Face it, the race is over and has been for over a month. Praying for a bolt of lightening from a blue sky is a waste of your time.

April 14, 2008 12:37 PM

psantillana said:

Yeah, because San Fransiscans are not "real" Americans. Real Americans! Diners! Bowling! They are another species, fetishized by Chris Matthews, patronized by Clinton, "you're resilient!" who both see them as Adam and Eve before the apple - simple, unreflective, unselfconscious, like elk. Matthews, Rousseau-like, envies and romanticizes them. Clinton just thinks she can play them. Listen to her voice in these speeches to the Reals lately - slow and overenunciated, as though she's visiting a kindergarden. She's extremely simple herself, in a way.

April 14, 2008 12:50 PM

williamyard said:

Speaking of "bitter," do you think the quarter of a million Bosnians who waited for Godot--er, Bubba--to intervene in their country are "bitter" because Hillary still hadn't finished fucking up health care?

Are they "bitter"? Oh, wait: they're "dead." Never mind.

April 14, 2008 1:01 PM

Maksutov66 said:

If Clinton supporters found Obama to be as irrestible as the media does, they wouldn't be supporting her in the first place  I personally think he's an arrogant jerk with no qualifications.  There's no law that says I or anybody else has to vote for him.  He might want to keep on making his case without all the condescension.  He could use the practice.  Right now he's looking like a gaffe-prone amateur and big-time loser.

April 14, 2008 3:14 PM

blackton said:

williamyard, OUCH!

April 14, 2008 5:53 PM

blackton said:

Maksutov66, fine.
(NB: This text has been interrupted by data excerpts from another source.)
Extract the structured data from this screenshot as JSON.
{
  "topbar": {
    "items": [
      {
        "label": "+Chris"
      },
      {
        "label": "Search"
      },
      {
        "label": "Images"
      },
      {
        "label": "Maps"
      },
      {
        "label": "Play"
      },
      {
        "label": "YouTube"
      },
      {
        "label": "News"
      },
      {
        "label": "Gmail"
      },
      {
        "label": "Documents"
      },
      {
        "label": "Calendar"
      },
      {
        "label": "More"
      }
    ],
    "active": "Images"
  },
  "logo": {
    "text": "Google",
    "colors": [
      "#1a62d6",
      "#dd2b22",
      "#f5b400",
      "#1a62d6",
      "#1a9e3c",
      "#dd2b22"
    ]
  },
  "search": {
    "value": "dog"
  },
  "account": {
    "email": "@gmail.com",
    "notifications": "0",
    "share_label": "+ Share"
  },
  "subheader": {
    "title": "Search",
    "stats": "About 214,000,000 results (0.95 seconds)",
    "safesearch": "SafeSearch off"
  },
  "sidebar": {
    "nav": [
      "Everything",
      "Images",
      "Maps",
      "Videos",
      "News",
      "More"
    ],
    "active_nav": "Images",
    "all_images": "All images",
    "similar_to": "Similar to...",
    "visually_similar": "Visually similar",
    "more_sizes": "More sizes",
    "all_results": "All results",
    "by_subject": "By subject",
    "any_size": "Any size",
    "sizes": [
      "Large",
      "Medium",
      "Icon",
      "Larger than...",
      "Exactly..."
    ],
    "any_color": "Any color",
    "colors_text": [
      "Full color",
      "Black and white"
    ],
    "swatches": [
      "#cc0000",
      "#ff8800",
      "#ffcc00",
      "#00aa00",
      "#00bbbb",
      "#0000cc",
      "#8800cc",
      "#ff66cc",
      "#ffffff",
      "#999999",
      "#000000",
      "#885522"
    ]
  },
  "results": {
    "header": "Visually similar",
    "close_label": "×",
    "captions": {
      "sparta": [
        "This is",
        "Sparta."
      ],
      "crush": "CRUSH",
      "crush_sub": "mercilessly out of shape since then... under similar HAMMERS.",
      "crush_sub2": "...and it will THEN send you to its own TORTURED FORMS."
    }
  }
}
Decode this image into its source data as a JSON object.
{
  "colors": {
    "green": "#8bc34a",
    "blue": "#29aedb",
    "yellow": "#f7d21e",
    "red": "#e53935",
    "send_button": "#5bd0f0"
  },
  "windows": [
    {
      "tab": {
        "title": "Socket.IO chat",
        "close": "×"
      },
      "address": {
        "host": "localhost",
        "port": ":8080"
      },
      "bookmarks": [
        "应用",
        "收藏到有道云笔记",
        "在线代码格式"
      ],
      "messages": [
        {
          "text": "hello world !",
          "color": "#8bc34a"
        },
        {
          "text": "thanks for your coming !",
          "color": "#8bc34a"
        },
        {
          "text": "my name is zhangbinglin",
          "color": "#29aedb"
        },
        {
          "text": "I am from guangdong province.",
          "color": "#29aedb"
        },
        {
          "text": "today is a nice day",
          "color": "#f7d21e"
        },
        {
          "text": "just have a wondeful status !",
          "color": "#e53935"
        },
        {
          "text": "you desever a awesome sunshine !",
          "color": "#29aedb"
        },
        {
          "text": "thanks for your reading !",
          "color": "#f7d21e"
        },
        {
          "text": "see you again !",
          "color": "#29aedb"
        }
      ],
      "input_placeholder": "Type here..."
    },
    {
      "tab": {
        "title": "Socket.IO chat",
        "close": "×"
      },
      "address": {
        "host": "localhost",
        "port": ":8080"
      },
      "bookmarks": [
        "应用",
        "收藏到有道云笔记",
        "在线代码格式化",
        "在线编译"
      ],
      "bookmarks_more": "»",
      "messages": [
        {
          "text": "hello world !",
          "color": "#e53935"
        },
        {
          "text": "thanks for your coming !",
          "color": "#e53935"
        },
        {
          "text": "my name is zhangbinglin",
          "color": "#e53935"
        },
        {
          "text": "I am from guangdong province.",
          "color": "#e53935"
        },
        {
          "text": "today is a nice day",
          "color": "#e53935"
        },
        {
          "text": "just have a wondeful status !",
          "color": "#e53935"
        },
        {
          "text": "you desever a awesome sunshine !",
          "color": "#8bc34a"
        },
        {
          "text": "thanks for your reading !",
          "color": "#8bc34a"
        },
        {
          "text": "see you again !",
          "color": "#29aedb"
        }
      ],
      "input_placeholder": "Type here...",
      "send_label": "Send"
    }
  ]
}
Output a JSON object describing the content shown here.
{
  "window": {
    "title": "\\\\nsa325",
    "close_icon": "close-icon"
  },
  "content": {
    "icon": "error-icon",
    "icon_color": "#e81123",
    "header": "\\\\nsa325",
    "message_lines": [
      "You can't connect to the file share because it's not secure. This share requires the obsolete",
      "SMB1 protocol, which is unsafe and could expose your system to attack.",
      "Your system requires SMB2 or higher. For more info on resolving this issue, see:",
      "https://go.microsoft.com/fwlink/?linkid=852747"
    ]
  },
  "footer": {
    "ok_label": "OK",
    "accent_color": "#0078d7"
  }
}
Vote for McCain in November. I don't care. In two months Hillary will go back to one of her palaces and Obama will either win or lose in November. Them is the breaks. Deal with it, but spare me your whining.

April 14, 2008 6:01 PM

teplukhin2you said:

Perkowitz - to your q, this is the only place I feel comfortable posting, mainly because the comments here are of an exceptionally high caliber and because we can disagree civilly, with a lot less tribal snark than is found at even the best political forums.

Actually, in my more self-regarding moments I entertaint he hope that I may influence a few minds on these boards, including some that may influence other minds in a position to influence the influencers of the candidates. So often I'll post something 3 or 4 times on different threads in the hope that one of these stray seeds may actually germinate, become a TNR Meme, and from there sprout into something that can live on its own.  

More specifically, I have an ingrained hostility to bullsh*t of most forms, along with a belief that our national debate is corroded by BS. I have long believed that Obama dishes out much more BS than his supporters care to admit, and that his glibness masks a fundamental weakness, as a candidate and as a political leader, that will leave him vulnerable to the GOP in the fall as well as render him ineffective should he gain the White House.

Just my view, and it's probably cost me more than a few (online) friendships thus far, but c'est la vie.